The Fair had a double denotation: The celebration of the Dictator’s 25 years of power, which fulfilled and demonstrated to the world the economic achievements, prosperity and peace which supposedly subsisted in the country, deviating the international awareness from the human rights violations that were actually present at that time.
The architect used spatial monumentality accompanied by an iconographic program of powerful sculptural elements and murals, which represented the progress and prosperity of the citizens. He designed a new urban layout, built 12 large buildings, three hotels and several dozens of small pavilions. The arrangement deranged the traditional urban configuration, it framed within the stylistic current movement of the moment with new compositional forms and new materials such as reinforced concrete. The entire design process was directed of the Dominican architect Guillermo González Sánchez, a graduate of Yale University, assisted by young Dominican architects. Its construction was done in a record time of just over a year.

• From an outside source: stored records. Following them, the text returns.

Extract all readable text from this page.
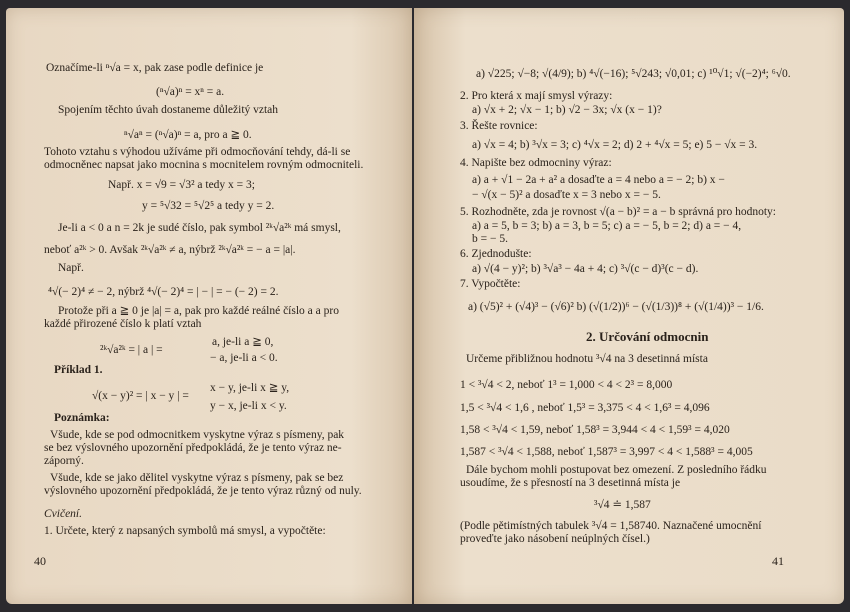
Označíme-li ⁿ√a = x, pak zase podle definice je
(ⁿ√a)ⁿ = xⁿ = a.
Spojením těchto úvah dostaneme důležitý vztah
ⁿ√aⁿ = (ⁿ√a)ⁿ = a, pro a ≧ 0.
Tohoto vztahu s výhodou užíváme při odmocňování tehdy, dá-li se
odmocněnec napsat jako mocnina s mocnitelem rovným odmocniteli.
Např. x = √9 = √3² a tedy x = 3;
y = ⁵√32 = ⁵√2⁵ a tedy y = 2.
Je-li a < 0 a n = 2k je sudé číslo, pak symbol ²ᵏ√a²ᵏ má smysl,
neboť a²ᵏ > 0. Avšak ²ᵏ√a²ᵏ ≠ a, nýbrž ²ᵏ√a²ᵏ = − a = |a|.
Např.
⁴√(− 2)⁴ ≠ − 2, nýbrž ⁴√(− 2)⁴ = | − | = − (− 2) = 2.
Protože při a ≧ 0 je |a| = a, pak pro každé reálné číslo a a pro
každé přirozené číslo k platí vztah
a, je-li a ≧ 0,
²ᵏ√a²ᵏ = | a | =
− a, je-li a < 0.
Příklad 1.
x − y, je-li x ≧ y,
√(x − y)² = | x − y | =
y − x, je-li x < y.
Poznámka:
Všude, kde se pod odmocnitkem vyskytne výraz s písmeny, pak
se bez výslovného upozornění předpokládá, že je tento výraz ne-
záporný.
Všude, kde se jako dělitel vyskytne výraz s písmeny, pak se bez
výslovného upozornění předpokládá, že je tento výraz různý od nuly.
Cvičení.
1. Určete, který z napsaných symbolů má smysl, a vypočtěte:
40
a) √225; √−8; √(4/9); b) ⁴√(−16); ⁵√243; √0,01; c) ¹⁰√1; √(−2)⁴; ⁶√0.
2. Pro která x mají smysl výrazy:
a) √x + 2; √x − 1; b) √2 − 3x; √x (x − 1)?
3. Řešte rovnice:
a) √x = 4; b) ³√x = 3; c) ⁴√x = 2; d) 2 + ⁴√x = 5; e) 5 − √x = 3.
4. Napište bez odmocniny výraz:
a) a + √1 − 2a + a² a dosaďte a = 4 nebo a = − 2; b) x −
− √(x − 5)² a dosaďte x = 3 nebo x = − 5.
5. Rozhodněte, zda je rovnost √(a − b)² = a − b správná pro hodnoty:
a) a = 5, b = 3; b) a = 3, b = 5; c) a = − 5, b = 2; d) a = − 4,
b = − 5.
6. Zjednodušte:
a) √(4 − y)²; b) ³√a³ − 4a + 4; c) ³√(c − d)³(c − d).
7. Vypočtěte:
a) (√5)² + (√4)³ − (√6)² b) (√(1/2))⁶ − (√(1/3))⁸ + (√(1/4))³ − 1/6.
2. Určování odmocnin
Určeme přibližnou hodnotu ³√4 na 3 desetinná místa
1 < ³√4 < 2, neboť 1³ = 1,000 < 4 < 2³ = 8,000
1,5 < ³√4 < 1,6 , neboť 1,5³ = 3,375 < 4 < 1,6³ = 4,096
1,58 < ³√4 < 1,59, neboť 1,58³ = 3,944 < 4 < 1,59³ = 4,020
1,587 < ³√4 < 1,588, neboť 1,587³ = 3,997 < 4 < 1,588³ = 4,005
Dále bychom mohli postupovat bez omezení. Z posledního řádku
usoudíme, že s přesností na 3 desetinná místa je
³√4 ≐ 1,587
(Podle pětimístných tabulek ³√4 = 1,58740. Naznačené umocnění
proveďte jako násobení neúplných čísel.)
41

The fair was inaugurated in the presence of the diplomatic officials accredited in the country, high army commanders, ecclesiastical dignitaries, important figures of the Dominican society of that time and coincided with the participation of forty-two nations. Currently, the urban layout is maintained and many physical structures of the building have survived. Undoubtedly, this urban-architectural arrangement forms a unique scenery in the Caribbean, which has been exceeded by Brasilia, six years later. Still today, the whole evokes the economic power, the strength of the regime, the advance of the national industry; self-sufficiency, control and economic stability.